Dr. Joe Wroblewski and his graduate students are investigating local fisheries resources of the southeastern Labrador coast which are utilized by coastal communities, but which have not been scientifically documented. We are working with Labrador residents to study the ecology of these living marine resources. We have focused on bay cod and Icelandic scallop, specifically to understand the productivity of the wild stocks and the potential for aquaculture (Wroblewski et al., 1998).
Dr. Wroblewski has been conducting research on a new method of marine fish population restoration, termed "enhancement of reproductive potential" or ERP (Wroblewski, et al., 1996; Wroblewski, et al., 1999; Wroblewski and Hiscock, 2002). This entails trapping late juvenile and young adult fish from the wild, increasing their growth and fecundity by feeding them in sea pens, and then returning the fish to their natural habitat to spawn. Hatchery based enhancement programs have met with criticism regarding genetic changes in cultured populations, and the fitness of released fish.
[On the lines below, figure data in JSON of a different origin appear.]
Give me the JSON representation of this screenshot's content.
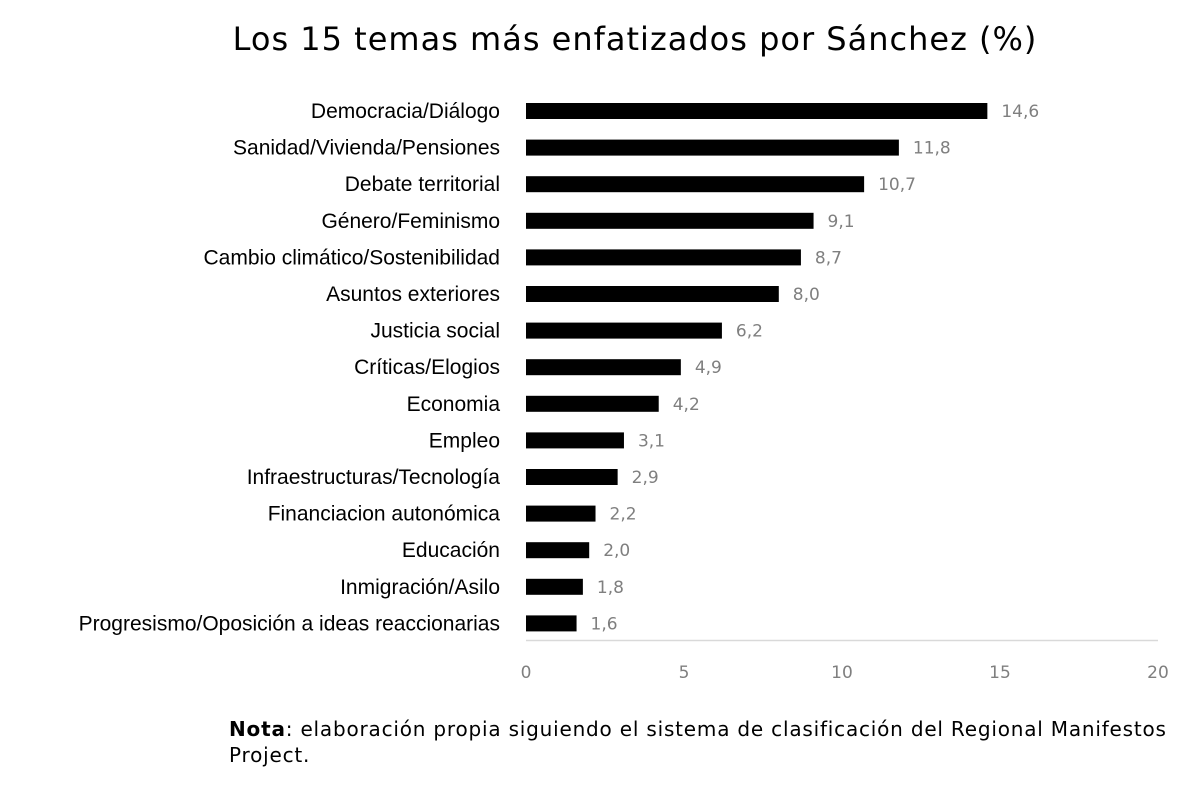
{
  "chart_data": {
    "type": "bar",
    "orientation": "horizontal",
    "title": "Los 15 temas más enfatizados por Sánchez (%)",
    "categories": [
      "Democracia/Diálogo",
      "Sanidad/Vivienda/Pensiones",
      "Debate territorial",
      "Género/Feminismo",
      "Cambio climático/Sostenibilidad",
      "Asuntos exteriores",
      "Justicia social",
      "Críticas/Elogios",
      "Economia",
      "Empleo",
      "Infraestructuras/Tecnología",
      "Financiacion autonómica",
      "Educación",
      "Inmigración/Asilo",
      "Progresismo/Oposición a ideas reaccionarias"
    ],
    "values": [
      14.6,
      11.8,
      10.7,
      9.1,
      8.7,
      8.0,
      6.2,
      4.9,
      4.2,
      3.1,
      2.9,
      2.2,
      2.0,
      1.8,
      1.6
    ],
    "value_labels": [
      "14,6",
      "11,8",
      "10,7",
      "9,1",
      "8,7",
      "8,0",
      "6,2",
      "4,9",
      "4,2",
      "3,1",
      "2,9",
      "2,2",
      "2,0",
      "1,8",
      "1,6"
    ],
    "xlim": [
      0,
      20
    ],
    "x_ticks": [
      0,
      5,
      10,
      15,
      20
    ],
    "xlabel": "",
    "ylabel": "",
    "grid": false,
    "legend": "none",
    "bar_color": "#000000",
    "value_label_color": "#7f7f7f"
  },
  "note": {
    "label": "Nota",
    "text": ": elaboración propia siguiendo el sistema de clasificación del Regional Manifestos Project."
  }
}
The Atlantic cod of the Grand Banks of Newfoundland were once a major food source for Europeans and North Americans. France and Portugal began fishing the Grand Banks in the early 1500s, joined by England during the 1600s. Spain, the former Soviet Union, Poland and Canada harvested great quantities of cod with dragnet trawlers during the latter part of the 20th century. In 1992 the northern cod population finally succumbed to decades of overfishing and several years of recruitment failure (poor reproductive success), due to natural climate change in the marine environment.